Making a Final Selection
At this point we have described the recruitment process and now we deal with making the hiring decision. We also discuss how a good HR Manager should handle things if the decision-making starts to go wrong.
If all has gone smoothly through the interviewing stage you should now be in a position to choose from an interviewed short-list. It is likely that some of the short-listed candidates failed the interview stage, perhaps they didn’t present themselves as well as expected, or there was a mismatch between the CV and reality which was uncovered by meeting them. This is quite normal and it underlines the importance of face-to-face interviews.
You might decide to do it after the interview stage or before but you should now be applying other selection techniques. This could be calling for work samples, written tests, and oral presentations. These should be as close as possible to real life work tasks without involving commercially sensitive information.
If you are using a selection panel it is now time to meet to evaluate the candidates against each-other. This should happen as soon as possible, particularly when you are recruiting for a hard-to-fill position. Often organisations now take far too long to come to a decision and overlook the fact that in an employee-driven market like Cambodia the shortlisted candidates may be on short-lists for other employers. Slow-moving organisations are staffed with second or third choices from short-lists so your job as a recruiter is to make sure your organisation hires the first choice.
No new criteria
Whoever is leading the decision-making must not be allowed to bring in new criteria at this stage, if you have carried out your process well then the best person for the job should now be on your list. Very often the managers involved in the selection process at the final stage will try to revise the responsibilities and duties of the position to bring them in line with the candidate they are interested in hiring. This is not in itself a mistake, in fact in smaller organisations it is quite normal, but if you are the Human Resources Manager or the talent acquisition leader your role is to point out what you see happening and that the changes being planned may have impacts on the organisation which are unseen.
No new candidates
Another common mistake is for a hiring manager or other senior manager to have a preferred candidate on the short-list but then ask to see more candidates to compare this candidate to. This is generally a sign of managerial weakness and lack of willingness to make a decision. It also shows a lack of understanding of, or lack of confidence in, the recruitment process. The in-house recruiter’s job is to explain that the work done leading up to this point was designed and carried out for the very purpose of doing that ‘comparing’ for the organisation and removing candidates who didn’t fit the position. What that manager is actually asking is for you to repeat the whole process just for the sake of ‘comparing’. The most likely outcome of this is that you will lose the preferred candidate to another employer, the new candidates will not be as strong as your current short-list and you will end up hiring the second or third choice.
Careful reference checking is an important way to avoid hiring the wrong person. The best way to do this is to devise your own reference check form for the referee to complete, keep it short and simple and only ask questions which will provide the information you require. Wherever possible you should also call the referee if you want to get a clearer sense of the candidate’s personality, approach to work and interpersonal skills.

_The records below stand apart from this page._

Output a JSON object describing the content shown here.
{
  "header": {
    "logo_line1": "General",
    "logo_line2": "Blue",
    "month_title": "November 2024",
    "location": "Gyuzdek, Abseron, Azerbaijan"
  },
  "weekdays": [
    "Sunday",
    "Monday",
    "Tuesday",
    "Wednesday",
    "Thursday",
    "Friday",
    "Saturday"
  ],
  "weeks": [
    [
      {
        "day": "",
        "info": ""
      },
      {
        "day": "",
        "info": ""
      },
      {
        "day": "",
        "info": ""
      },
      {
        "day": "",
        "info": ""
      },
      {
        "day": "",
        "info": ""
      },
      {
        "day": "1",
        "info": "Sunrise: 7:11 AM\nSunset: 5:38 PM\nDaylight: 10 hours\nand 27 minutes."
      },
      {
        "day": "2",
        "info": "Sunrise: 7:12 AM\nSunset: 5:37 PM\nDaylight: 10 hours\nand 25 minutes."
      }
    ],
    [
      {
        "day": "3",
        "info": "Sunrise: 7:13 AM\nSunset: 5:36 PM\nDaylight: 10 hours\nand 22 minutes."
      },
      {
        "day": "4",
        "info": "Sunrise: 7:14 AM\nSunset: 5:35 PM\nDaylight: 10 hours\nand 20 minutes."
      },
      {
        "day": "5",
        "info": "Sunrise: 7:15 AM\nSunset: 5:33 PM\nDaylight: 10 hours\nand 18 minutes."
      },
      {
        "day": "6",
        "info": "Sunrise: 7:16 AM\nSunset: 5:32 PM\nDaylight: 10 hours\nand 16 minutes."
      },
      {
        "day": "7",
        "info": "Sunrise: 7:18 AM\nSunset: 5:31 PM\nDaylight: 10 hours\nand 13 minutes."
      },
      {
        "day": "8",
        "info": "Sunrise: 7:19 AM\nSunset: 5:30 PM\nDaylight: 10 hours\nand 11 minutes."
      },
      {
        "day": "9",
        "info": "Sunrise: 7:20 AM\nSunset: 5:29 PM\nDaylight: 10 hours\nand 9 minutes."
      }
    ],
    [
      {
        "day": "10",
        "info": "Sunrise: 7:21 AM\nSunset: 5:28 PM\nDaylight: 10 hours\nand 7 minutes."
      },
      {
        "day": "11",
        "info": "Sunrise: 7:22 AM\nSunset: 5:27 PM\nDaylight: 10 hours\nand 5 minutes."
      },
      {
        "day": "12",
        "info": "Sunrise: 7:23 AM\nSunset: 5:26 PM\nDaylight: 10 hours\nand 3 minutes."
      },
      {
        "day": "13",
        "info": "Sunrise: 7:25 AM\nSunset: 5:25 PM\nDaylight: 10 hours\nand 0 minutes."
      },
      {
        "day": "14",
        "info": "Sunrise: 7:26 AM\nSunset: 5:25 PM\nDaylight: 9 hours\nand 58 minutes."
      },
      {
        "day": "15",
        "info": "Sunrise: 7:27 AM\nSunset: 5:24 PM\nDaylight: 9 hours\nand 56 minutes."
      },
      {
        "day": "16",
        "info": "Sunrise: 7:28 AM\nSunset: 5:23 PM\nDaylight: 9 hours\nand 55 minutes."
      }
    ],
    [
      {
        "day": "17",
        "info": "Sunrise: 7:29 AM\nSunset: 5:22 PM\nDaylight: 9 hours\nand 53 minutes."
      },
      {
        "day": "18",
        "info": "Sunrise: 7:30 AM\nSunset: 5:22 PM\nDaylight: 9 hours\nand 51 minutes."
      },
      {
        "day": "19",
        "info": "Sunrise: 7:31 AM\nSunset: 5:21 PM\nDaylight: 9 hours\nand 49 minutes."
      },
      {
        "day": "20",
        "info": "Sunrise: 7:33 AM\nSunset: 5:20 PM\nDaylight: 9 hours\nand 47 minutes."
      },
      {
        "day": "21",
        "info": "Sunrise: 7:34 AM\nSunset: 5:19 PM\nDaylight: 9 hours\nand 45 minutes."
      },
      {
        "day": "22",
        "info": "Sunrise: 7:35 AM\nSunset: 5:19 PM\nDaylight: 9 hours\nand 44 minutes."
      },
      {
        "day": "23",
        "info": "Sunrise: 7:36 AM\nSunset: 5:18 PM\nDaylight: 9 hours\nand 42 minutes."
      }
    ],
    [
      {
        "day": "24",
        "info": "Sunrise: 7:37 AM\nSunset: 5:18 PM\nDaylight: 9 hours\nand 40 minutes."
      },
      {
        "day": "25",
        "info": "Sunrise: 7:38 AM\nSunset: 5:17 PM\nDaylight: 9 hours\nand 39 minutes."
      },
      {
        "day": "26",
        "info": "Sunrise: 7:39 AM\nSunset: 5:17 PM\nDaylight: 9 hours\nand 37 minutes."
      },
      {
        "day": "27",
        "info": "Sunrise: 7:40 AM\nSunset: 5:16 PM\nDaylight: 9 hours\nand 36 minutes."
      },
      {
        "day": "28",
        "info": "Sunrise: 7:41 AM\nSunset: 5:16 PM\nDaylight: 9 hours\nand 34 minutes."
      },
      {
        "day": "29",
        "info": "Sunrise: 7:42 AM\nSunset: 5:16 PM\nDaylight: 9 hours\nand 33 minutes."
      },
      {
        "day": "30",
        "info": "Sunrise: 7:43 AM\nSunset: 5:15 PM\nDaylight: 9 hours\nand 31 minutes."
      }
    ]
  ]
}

You should ask the referee about information on the candidate’s CV and about areas discussed in the interview. Like in the interview, if you keep the reference call casual but businesslike you will get more information. Record the reference’s responses. Don’t forget to open your reference call by explaining the importance of the position you are hiring for and mention that you appreciate their honesty. Don’t forget to thank them for their time and help at the end of the call.
At this point you should have all the information you need to make a final selection decision and move forward to the offer stage.